As long as the Emperor Constantius lived Cyril suffered the hardships of exile. But when the Apostate Julian came to the throne, he returned to Jerusalem, where he set himself with burning zeal to deliver his flock from false doctrine and from sin. He was driven into exile a second time under the Emperor Valens. But when peace was restored to the Church by Theodosius the Great, and the cruelty and insolence of the Arians were restrained, Cyril was received with honour by the Emperor as one of Christ's most eminent soldiers, and was finally restored to his See.

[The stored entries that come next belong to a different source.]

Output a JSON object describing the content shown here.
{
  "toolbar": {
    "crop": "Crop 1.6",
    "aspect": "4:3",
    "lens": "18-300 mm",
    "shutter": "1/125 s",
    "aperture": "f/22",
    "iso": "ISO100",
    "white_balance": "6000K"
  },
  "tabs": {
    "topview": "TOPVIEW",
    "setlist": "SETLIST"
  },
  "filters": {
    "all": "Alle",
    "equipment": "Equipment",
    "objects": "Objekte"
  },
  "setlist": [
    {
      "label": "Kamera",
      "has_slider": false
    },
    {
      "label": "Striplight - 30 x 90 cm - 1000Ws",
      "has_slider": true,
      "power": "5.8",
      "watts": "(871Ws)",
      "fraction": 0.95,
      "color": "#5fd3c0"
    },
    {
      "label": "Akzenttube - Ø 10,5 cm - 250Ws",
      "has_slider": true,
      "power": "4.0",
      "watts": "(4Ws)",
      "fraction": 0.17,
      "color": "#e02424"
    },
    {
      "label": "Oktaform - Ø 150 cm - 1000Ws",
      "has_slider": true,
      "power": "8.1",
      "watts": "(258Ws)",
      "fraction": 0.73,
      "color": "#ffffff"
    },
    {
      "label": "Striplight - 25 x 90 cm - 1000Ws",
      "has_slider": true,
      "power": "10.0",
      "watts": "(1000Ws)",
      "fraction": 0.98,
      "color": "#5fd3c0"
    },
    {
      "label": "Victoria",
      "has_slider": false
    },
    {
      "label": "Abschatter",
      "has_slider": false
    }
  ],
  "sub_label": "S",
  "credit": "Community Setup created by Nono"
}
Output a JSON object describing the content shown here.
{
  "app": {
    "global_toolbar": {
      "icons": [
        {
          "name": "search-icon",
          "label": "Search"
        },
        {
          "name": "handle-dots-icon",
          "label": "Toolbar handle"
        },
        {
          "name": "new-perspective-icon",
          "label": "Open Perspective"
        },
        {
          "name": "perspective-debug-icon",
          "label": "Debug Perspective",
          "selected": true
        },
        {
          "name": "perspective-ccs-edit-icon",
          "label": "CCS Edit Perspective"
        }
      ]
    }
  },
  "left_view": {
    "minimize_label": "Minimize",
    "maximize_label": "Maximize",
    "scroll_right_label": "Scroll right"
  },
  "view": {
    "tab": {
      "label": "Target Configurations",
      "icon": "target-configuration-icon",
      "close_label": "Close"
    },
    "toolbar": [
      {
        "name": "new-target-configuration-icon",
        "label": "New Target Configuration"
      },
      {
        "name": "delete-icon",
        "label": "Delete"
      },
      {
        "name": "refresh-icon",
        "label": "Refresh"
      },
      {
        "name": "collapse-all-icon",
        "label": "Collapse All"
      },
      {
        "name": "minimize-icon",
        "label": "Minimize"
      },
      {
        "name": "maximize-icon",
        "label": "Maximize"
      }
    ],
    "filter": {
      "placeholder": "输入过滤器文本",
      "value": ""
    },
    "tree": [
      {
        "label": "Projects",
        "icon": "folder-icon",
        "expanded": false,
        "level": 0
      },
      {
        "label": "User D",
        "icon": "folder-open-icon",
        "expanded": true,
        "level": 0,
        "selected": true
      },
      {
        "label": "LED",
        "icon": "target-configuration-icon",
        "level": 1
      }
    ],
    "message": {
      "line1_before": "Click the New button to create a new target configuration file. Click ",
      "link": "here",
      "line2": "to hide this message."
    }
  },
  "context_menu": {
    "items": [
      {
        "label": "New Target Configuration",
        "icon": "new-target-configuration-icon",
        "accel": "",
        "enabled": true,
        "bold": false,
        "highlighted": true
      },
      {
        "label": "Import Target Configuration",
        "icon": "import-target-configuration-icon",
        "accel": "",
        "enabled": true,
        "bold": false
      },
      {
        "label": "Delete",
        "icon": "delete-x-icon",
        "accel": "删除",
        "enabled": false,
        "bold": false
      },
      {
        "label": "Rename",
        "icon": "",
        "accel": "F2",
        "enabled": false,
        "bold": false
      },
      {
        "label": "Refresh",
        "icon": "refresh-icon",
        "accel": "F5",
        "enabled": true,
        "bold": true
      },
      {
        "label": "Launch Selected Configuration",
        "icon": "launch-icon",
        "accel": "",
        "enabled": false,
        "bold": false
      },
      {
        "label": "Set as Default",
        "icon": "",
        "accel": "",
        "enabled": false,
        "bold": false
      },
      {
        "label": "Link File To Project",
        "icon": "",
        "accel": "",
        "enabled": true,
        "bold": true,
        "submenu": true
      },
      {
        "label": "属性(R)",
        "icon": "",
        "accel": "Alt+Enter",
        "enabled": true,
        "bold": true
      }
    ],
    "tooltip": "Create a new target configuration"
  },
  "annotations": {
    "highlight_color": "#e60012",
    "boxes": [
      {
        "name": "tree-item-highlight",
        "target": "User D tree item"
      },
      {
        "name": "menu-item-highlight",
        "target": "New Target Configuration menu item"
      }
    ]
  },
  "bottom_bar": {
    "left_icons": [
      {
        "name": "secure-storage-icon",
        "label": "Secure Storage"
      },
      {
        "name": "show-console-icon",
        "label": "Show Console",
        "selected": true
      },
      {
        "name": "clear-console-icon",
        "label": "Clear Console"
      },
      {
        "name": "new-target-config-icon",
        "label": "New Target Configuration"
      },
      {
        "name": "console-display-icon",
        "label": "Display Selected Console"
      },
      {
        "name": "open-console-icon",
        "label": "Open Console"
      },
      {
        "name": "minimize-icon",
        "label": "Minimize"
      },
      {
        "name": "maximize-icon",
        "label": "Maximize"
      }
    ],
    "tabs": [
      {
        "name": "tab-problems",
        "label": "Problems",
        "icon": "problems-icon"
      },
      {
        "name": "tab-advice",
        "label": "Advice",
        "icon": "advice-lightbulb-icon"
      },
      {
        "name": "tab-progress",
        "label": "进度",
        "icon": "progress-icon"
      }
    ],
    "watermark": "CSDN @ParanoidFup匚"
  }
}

How well he fulfilled the duties of his exalted office was made manifest by the flourishing state of the Church of Jerusalem at that time, of which a picture hath been left to us by holy Basil, who dwelt there for a season, whilst worshipping at the holy places. A little while before his death he was present at the second Council of Constantinople, wherein was condemned the heresy of Macedonius, and once more the Arian heresy. After he returned to Jerusalem he died a holy death, in the sixty-ninth year of his age and the thirty-fifth of his episcopate. Of these he had spent sixteen years in the sufferings of exile. From the earliest times he hath been venerated as a Saint, and in 1883 his feast began to be celebrated according to the rite of a Doctor of the Church.
Collect:
Grant, we beseech thee, Almighty God : that at the intercession of thy blessed Bishop Saint Cyril, we may learn to know thee, the only true God, and Jesus Christ, whom thou hast sent ; that we may be found worthy to be numbered for ever among the sheep that hear his voice. Through the same Jesus Christ thy Son our Lord, Who liveth and reigneth with thee, in the unity of the Holy Ghost, ever one God, world without end. Amen.